I've never been to one of these myself (at least, not one hosted by the Alliance) so I wasn't sure what to expect - but things clarified about ten minutes into the briefing.
It was a reasonably packed room - no place to sit for the whole staff, and we invited speakers from all over the country to discuss state, community, and local solutions to end homelessness among families.
So here's where we start: family homelessness is a problem.
That's been clear for a while now. News reports have (as of late) fixated on student homelessness - and while youth homelessness is nothing less than a critical problem - there's usually an entire family there that deserves our attention. Authors of the latest Annual Homeless Assessment Report to Congress (AHAR) from the Department of Housing and Urban Development will argue that family homelessness is up 4 percent from 2007 - 2008 (that's the latest data we have).

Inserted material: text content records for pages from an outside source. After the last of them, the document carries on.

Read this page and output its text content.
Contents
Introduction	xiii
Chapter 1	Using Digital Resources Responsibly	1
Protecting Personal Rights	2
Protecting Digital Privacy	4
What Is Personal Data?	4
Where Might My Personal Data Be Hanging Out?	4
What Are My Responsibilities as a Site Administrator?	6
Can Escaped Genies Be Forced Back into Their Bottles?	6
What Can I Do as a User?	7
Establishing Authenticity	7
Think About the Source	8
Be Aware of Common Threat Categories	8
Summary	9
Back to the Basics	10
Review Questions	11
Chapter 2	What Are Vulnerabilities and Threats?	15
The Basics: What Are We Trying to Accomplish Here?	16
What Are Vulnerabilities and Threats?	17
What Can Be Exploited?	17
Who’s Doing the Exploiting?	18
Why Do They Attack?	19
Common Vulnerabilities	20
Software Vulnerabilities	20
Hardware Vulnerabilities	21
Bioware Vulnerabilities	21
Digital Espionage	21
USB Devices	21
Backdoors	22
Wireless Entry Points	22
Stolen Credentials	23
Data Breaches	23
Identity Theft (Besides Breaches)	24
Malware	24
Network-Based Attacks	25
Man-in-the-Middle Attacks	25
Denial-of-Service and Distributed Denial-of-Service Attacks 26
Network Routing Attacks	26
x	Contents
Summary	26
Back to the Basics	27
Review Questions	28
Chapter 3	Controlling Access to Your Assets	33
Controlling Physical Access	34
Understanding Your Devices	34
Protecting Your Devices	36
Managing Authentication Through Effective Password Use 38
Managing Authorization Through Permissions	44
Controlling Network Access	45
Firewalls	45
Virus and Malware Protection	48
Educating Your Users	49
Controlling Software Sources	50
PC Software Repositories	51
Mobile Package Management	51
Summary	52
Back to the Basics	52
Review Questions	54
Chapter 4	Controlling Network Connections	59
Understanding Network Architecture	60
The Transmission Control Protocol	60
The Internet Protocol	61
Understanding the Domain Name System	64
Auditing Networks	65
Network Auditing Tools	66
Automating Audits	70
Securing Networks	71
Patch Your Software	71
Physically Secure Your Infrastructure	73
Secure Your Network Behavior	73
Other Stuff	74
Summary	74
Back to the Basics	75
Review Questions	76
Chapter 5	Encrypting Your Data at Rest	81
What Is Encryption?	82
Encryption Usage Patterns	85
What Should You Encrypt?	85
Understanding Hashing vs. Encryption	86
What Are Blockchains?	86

The numbers are fuzzy, but between unemployment and poverty rates, enrollment in social services, use of food stamps, and other indicators - it's pretty clear that need is up.
At our briefing, I had the privilege to listen to three representatives from three states:
- Bob Pulster, of the MA Department of Housing and Community Development;
- Kay Moshier McDivitt of the Lancaster County Coalition to End Homelessness in PA;
- Kathy Wahto, of the Serenity House of Clallam County in WA;
- and Leida Ortiz, a woman who had been homeless who was successfully re-housed with her family
The experience was tremendous. At the state (Bob), county (Kay) and community levels (Kathy), a housing-centric solutions is what made the difference for families. Stable, permanent housing is a critical component to overcoming other challenges that may be inhibiting families from getting back on their own feet - Leida noted that housing was important to provide a sense of home for her two young children. Not only that, but providing permanent housing freed up room in emergency shelters, decreased the length of stay in shelter, and - as Bob noted - was even cost-effective in the state of Massachusetts.
Which isn't to say that this seemed easy and dandy. All three community representatives touched upon the economic woes troubling us today, and how that has presented some challenges - especially in the way of increase demand - for housing providers. And while not everyone who needs housing is necessarily receiving it, the Homelessness Prevention and Rapid Re-Housing program (HPRP) funds have provided some much-needed assistance in the financing area.
As someone who is (still) relatively new to the idea of homelessness and to the solutions to the problem, this briefing was incredibly beneficial. To learn first-hand from people in the trenches of a community how rapid re-housing really works was so enlightening - and to hear from a consumer herself was all the evidence that I'll really ever need.